Merkle cell carcinoma is a rare, yet aggressive form of skin cancer. It typically appears on sun exposed areas in fair-skinned people over the age of 50. It presents as a firm, painless lesion or nodule. It is most often associated with the Merkel cell polyomavirus. MCC have a high risk of recurrence and metastasis, therefore early detection and treatment are paramount.

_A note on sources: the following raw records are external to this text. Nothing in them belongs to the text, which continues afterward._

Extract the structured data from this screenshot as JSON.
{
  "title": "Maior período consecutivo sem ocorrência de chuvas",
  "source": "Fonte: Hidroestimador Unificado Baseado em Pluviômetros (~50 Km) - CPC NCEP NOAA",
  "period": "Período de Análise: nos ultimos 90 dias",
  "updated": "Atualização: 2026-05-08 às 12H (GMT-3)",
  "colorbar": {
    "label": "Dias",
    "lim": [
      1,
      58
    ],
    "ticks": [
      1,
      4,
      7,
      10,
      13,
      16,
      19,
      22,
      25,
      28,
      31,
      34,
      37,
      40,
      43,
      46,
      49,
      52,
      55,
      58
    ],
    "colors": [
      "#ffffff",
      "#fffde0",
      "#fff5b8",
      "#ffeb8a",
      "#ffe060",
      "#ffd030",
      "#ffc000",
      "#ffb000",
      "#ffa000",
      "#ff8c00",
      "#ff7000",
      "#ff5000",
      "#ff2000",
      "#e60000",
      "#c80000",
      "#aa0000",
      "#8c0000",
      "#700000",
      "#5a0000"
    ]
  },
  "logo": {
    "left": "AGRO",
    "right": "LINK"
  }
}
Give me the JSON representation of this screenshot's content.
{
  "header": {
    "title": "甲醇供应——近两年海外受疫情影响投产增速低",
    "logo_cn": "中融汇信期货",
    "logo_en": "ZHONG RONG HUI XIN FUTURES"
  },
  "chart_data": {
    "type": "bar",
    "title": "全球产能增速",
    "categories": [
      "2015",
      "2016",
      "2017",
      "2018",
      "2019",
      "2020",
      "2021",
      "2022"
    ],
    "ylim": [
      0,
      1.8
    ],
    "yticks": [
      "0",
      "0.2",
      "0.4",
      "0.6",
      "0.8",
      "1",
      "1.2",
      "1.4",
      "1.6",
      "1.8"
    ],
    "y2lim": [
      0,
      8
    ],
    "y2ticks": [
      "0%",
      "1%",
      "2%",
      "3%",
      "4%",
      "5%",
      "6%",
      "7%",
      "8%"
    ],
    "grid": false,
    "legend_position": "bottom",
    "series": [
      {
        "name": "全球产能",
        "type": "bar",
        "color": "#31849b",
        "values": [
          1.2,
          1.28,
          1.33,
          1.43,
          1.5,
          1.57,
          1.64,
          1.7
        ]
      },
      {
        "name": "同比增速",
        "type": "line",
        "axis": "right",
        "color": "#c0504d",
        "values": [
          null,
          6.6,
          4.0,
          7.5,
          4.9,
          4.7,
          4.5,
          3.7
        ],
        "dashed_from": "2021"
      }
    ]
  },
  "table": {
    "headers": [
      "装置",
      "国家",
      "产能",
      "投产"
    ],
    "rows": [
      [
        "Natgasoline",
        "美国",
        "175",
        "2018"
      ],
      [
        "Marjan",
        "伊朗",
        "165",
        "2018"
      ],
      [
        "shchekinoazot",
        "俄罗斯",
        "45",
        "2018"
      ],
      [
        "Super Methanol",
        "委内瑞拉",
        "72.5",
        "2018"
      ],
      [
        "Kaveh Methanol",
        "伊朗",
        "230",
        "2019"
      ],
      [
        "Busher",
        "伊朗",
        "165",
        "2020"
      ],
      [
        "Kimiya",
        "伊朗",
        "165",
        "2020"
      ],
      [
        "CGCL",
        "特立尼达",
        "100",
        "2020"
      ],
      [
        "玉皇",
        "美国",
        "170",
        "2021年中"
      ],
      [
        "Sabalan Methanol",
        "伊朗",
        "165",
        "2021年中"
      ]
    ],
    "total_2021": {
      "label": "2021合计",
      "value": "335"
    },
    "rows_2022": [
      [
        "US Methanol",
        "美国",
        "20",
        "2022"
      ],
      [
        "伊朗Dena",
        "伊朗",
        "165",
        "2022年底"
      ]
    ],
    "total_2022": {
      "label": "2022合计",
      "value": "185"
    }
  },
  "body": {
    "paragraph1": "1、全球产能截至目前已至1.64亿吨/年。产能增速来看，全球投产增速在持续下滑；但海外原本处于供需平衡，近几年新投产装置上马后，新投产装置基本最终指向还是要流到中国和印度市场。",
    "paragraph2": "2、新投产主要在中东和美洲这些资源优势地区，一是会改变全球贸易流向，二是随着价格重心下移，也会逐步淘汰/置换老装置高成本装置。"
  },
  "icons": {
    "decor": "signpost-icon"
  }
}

The majority of nonmelanoma (BCC, SCC, MCC) as well as melanoma skin cancers are associated with the sun’s ultraviolet (UV) rays as well as the use of UV tanning beds. The risk for melanoma doubles with a history of 5 or more sunburns throughout life. There are other risk factors for skin cancer, such as a family history of skin cancer, a weakened immune system, exposure to radiation and other certain substances.
The best way to prevent skin cancers is to avoid excess sun exposure, tanning, sun burns and to protect your skin daily with broad spectrum sunscreen, UV protective clothing, hats and sunglasses. Here is a great resource for daily sun protection https://www.skincancer.org/skin-cancer-prevention/sun-protection/.
If detected and treated early enough, 99% of skin cancers can be curable. This is why skin exams done both at home and at your dermatology office are essential. Performing monthly self skin exams, standing in front of a mirror to look at your entire body, will help you to become familiar with your skin and identify anything new, changing or suspicious as soon as possible. Skin cancer can affect anyone, regardless of skin color or ability to tan, therefore it is important for everyone to have a full body skin exam annually. If you have a history of skin cancer, you may need to have full body skin exams every 3-6 months, depending on the type of skin cancer. It is best to check with your dermatology provider to schedule the right plan for you.
Through education, prevention, early detection and treatment, we can save lives and greatly improve the quality of life for those affected by skin cancer.